Git clone is believing

One thing is certain, there is no substitute for git clone^[14] and seeing for yourself on your terminal, with your target workload - this is how engineering is done. We wrote step-by-step instructions^[15] on how to run the original Open Messaging Benchmark and reproduce results, but most importantly tweak it to run your target workloads so you understand the tail latency, throughput and scalability bottlenecks of Redpanda or Apache Kafka or any other vendor.
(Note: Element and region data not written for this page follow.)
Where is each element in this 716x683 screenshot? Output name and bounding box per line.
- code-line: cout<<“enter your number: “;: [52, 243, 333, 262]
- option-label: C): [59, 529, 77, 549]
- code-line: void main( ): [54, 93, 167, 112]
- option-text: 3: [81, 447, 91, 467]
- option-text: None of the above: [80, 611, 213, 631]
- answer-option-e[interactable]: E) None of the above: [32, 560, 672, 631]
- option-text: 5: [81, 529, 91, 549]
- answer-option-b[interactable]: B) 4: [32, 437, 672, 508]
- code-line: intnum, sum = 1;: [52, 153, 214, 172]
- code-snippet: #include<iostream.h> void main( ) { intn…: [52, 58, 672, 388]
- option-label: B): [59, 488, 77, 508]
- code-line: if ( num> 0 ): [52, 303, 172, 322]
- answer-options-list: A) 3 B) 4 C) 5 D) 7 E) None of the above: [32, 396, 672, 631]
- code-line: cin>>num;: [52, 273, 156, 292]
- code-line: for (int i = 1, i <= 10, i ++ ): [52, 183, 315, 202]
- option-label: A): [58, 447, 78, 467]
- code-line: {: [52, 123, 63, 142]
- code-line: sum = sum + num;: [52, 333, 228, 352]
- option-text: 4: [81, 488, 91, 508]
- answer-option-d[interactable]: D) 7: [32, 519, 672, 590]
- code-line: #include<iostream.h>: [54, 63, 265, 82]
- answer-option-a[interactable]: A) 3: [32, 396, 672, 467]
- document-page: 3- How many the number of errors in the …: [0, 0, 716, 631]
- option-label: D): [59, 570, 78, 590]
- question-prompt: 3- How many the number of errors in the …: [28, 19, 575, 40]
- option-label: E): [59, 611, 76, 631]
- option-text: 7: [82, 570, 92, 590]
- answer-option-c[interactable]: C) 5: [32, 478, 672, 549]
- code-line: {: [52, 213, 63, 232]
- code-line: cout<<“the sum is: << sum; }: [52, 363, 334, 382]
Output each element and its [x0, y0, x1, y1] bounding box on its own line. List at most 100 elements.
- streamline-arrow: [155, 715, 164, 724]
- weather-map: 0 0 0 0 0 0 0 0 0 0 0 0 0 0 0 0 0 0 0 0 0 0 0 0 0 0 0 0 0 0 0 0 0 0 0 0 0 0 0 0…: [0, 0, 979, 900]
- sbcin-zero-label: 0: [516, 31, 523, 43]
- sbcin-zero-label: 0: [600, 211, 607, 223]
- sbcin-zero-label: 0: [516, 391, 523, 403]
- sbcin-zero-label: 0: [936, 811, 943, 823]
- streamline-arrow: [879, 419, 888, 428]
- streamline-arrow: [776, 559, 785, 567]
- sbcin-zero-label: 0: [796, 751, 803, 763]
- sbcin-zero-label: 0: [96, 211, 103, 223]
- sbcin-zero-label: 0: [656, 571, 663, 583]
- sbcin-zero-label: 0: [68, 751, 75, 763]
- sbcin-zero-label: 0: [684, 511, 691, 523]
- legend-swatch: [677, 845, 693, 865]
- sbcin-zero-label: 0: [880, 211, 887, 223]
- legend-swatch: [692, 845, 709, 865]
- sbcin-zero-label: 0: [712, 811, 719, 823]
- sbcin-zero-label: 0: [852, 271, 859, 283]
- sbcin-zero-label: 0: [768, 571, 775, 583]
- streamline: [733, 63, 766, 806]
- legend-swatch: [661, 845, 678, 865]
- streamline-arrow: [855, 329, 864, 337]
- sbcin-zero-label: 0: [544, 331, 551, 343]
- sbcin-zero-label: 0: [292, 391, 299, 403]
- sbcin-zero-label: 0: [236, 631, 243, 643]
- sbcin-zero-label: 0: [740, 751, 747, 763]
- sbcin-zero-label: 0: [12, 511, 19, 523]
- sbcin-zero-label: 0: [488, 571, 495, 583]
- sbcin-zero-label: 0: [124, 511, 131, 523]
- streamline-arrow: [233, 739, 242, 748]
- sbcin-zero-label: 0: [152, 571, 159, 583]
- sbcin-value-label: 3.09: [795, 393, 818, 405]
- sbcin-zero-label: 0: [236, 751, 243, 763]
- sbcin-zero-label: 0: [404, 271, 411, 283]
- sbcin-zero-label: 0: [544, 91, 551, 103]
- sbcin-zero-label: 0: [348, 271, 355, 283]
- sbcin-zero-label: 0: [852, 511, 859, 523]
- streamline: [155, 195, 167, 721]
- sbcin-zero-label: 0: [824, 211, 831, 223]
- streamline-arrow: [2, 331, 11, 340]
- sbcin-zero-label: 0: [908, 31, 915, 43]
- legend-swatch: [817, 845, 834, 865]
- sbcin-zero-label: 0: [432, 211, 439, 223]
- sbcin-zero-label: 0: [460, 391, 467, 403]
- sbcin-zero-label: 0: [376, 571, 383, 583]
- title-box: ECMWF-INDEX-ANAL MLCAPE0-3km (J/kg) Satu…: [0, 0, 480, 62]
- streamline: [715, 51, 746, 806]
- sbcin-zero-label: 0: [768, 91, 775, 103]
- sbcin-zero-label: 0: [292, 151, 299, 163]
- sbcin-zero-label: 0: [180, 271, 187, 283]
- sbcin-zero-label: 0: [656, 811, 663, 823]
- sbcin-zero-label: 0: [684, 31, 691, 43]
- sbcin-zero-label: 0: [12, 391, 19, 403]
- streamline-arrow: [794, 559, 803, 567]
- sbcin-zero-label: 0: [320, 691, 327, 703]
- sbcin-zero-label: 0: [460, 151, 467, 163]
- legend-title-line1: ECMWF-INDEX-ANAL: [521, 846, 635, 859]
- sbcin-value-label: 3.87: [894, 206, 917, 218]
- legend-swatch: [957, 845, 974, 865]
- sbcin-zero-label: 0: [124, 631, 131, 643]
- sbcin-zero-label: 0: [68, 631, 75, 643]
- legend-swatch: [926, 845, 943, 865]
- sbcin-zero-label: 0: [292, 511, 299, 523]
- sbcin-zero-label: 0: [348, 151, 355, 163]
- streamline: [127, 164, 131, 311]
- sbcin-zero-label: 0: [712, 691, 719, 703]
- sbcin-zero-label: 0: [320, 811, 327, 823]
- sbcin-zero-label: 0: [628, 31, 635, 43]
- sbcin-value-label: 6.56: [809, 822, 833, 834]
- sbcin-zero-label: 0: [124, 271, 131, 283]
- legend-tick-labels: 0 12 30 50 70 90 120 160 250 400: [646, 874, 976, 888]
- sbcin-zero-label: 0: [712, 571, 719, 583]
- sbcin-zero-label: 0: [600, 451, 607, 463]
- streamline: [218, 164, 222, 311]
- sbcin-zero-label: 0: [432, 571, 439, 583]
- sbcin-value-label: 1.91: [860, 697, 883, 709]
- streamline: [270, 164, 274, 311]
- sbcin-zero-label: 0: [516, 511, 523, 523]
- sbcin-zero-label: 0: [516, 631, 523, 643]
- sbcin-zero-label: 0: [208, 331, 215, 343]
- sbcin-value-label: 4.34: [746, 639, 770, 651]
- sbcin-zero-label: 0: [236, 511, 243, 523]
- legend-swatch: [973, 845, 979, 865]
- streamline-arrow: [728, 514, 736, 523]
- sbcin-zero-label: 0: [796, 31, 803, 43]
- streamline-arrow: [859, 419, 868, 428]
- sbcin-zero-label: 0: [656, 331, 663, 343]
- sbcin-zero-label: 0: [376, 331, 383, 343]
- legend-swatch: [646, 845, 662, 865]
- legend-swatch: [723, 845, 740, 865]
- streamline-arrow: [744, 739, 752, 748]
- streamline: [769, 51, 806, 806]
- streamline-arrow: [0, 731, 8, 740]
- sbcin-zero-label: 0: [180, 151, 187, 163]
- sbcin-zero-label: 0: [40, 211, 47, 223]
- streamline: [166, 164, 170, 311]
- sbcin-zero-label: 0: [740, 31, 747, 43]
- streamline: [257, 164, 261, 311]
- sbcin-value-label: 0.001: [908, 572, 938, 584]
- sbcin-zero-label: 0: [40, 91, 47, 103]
To experience a fully managed Bring-Your-Own-Cloud (BYOC) where you retain sovereignty, privacy, lower latency and costs, get started here.

Appendix

Below is a list of factual edits, nitpicks, boring but complete rebuttal to the technical points. They are in bullet list form so you may refer to them in the future.

1. SLA’s - we have them.
2. Disaster Recovery - mm2 for async replication, or tiered storage built-into the enterprise version.
3. Enterprise Support - yes we have one of these too.
4. Fully managed cloud service - yup dedicated and BYOC are fully managed.
5. Redpanda is Edge friendly - Agreed. Redpanda is a small binary image that can and in fact runs in smaller edge devices for some of the largest payment networks in the world.
6. BYOC
- a. How does vendor access your data center or VPC - see above
- b. Who decides when and how to scale a cluster - users in the UI
- c. When to act on issues - via sla sidecar probe of the data plane itself
- d. How much value does the vendor solution bring - incomparable, see data sovereignty article above.
- e. Cost management - extremely cost effective as users get to utilize their discounts and cloud spend
- f. TCO - typically about 50-70% lower than Confluent, depending on scale and commit. More here.
7. How do you guarantee SLAs - via sidecar probe on the data plane
8. Who guarantees SLAs - Redpanda Data, Inc.
9. Regulated industries
- a. Security controls and compliance
  - i. See detailed post above on exhaustive and complete list of commands and kill-switch mechanics (cut firewall traffic)
10. There are reasons cloud vendors only host managed services in the cloud vendor’s environment
- a. This is untrue and misleading.
  - i. Let there be no mistake. Dedicated services are about Revenue maximization. Technically, it is entirely feasible to build BYOC. That's the only way to achieve Data Sovereignty.
11. The author claims that Redpanda is not 100% Apache Kafka, unlike Confluent.
- a. Confluent is a fork of Apache Kafka as well.
- b. We are 100% client compatible, any issues are bugs.
- c. Same is true for MSK and their newly pulled in tiered storage.
- d. This is OK, but let’s not call the kettle black. It either is or isn’t Apache Kafka and Confluent is a fork.
12. Redpanda has lower latency - yes, we’re lower latency.
13. No use cases where 4 TCP connections can publish 1GB/s - untrue, we have at least 4 customers with this workload. Can we all agree that 1GB/s is an average workload?

14. No Zookeeper Apache Kafka - Kai does mention in his article that it will take some time until the architecture goes into production and is Jepsen tested.
15. No value in Redpanda being written in C++ if the ecosystem is not.
- a. Obviously false.
- b. People do not care if it is C++ or Ada. They care about:
  - i. Faster
  - ii. Easier to use
  - iii. Lower costs
  - iv. Untouched applications continuing to work
  - v. Ecosystem compatibility with tooling like Debezium, Tensorflow, ClickHouse, etc.
16. Disaster Recovery across clusters - see note above on mm2 or tiered storage blogs here.
- a. Tiered storage is especially important if you care about N copies of your data for analytics/sampling purposes. Extremely common.
- b. Yes people want that, for operational efficiencies, etc, tiered storage, etc.